El 11 de noviembre de 2025, el Sr. Hammouchi fue condecorado en Madrid con la Gran Cruz de la Orden del Mérito de la Guardia Civil Española, durante una ceremonia presidida por el ministro español del Interior, Fernando Grande-Marlaska. Esta alta distinción reconoce "el papel eminente" del responsable marroquí en el fortalecimiento de la cooperación de seguridad entre ambos países. Más que un homenaje personal, este reconocimiento simboliza la solidez del vínculo estratégico que une a Rabat y Madrid en la lucha contra las amenazas transnacionales.
No es la primera vez que se honra la excelencia de esta cooperación. En 2014, el Sr. Hammouchi ya había recibido la Cruz de Honor del Mérito Policial con distinción roja, antes de ser condecorado en 2019 con la Gran Cruz de la Orden del Mérito de la Guardia Civil —la máxima distinción de esta institución. Estas muestras de consideración reflejan el reconocimiento oficial de Madrid hacia la eficacia y fiabilidad de la asociación liderada por Marruecos.
La fuerza de esta colaboración también se refleja en los intercambios bilaterales regulares. En abril de 2025, el Sr. Hammouchi recibió en Rabat al general de brigada Luis Peláez Piñeiro, jefe de inteligencia de la Guardia Civil española, en su primera visita oficial al extranjero, confirmando la prioridad estratégica otorgada a Marruecos. Algunos meses antes, en enero, el comisario general de información español, Javier Antonio Suín Bercero, también fue recibido en Rabat para mantener discusiones profundas sobre la lucha contra el terrorismo y el extremismo violento.
Estas consultas continuas se traducen en operaciones conjuntas de gran envergadura, centradas en el terrorismo, la delincuencia organizada, el tráfico de estupefacientes, la ciberdelincuencia y la inmigración clandestina. Ambos países comparten la convicción de que estas amenazas requieren una coordinación permanente, basada en la complementariedad de los servicios de inteligencia y el uso de tecnologías avanzadas.
Según expertos internacionales, esta cooperación hispaño-marroquí constituye hoy un modelo de asociación integrada y eficaz, capaz de inspirar a otros países enfrentados a desafíos similares. La alianza entre capacidades operativas, estrategia común y respeto mutuo demuestra que la seguridad regional se basa, ante todo, en la confianza y la solidaridad.

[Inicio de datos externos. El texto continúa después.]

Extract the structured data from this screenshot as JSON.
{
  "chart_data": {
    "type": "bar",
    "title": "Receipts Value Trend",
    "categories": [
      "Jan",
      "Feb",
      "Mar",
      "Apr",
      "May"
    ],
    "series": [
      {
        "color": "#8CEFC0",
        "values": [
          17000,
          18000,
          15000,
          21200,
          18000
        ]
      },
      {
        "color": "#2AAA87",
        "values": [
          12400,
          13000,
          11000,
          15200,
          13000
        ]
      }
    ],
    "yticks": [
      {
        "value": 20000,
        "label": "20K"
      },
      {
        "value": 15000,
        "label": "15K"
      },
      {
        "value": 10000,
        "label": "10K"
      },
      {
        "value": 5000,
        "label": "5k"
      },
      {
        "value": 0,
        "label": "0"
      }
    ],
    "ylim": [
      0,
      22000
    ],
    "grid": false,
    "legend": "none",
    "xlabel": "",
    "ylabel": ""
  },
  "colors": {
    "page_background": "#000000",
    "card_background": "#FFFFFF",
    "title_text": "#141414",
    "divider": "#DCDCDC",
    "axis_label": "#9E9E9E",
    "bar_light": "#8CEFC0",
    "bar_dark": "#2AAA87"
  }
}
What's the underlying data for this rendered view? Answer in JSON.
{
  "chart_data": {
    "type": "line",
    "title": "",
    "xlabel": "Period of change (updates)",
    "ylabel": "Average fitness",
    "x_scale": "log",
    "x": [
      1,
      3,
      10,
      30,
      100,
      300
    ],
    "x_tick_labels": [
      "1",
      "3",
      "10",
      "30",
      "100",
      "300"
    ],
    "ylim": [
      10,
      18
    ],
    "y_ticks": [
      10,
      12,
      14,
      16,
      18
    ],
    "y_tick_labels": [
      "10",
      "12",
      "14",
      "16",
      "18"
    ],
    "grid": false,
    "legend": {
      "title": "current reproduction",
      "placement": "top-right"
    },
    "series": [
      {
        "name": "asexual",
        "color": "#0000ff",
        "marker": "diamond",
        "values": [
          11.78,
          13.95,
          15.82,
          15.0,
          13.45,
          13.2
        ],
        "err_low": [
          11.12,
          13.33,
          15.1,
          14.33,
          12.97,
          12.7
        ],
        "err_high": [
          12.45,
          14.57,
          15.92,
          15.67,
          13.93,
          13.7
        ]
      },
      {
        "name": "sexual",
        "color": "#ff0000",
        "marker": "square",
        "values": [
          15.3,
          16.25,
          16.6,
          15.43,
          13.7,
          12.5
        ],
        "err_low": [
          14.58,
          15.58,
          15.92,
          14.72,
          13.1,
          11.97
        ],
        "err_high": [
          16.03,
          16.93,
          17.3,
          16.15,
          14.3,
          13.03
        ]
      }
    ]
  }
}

En suma, esta dinámica bilateral se enmarca en una visión regional promovida por Su Majestad el Rey Mohamed VI, colocando la cooperación como pilar de la estabilidad mediterránea. En un mundo marcado por amenazas cambiantes, el tándem Rabat-Madrid envía un mensaje claro: frente a los peligros del terrorismo y la delincuencia transnacional, la concertación y la vigilancia común triunfan sobre las divisiones.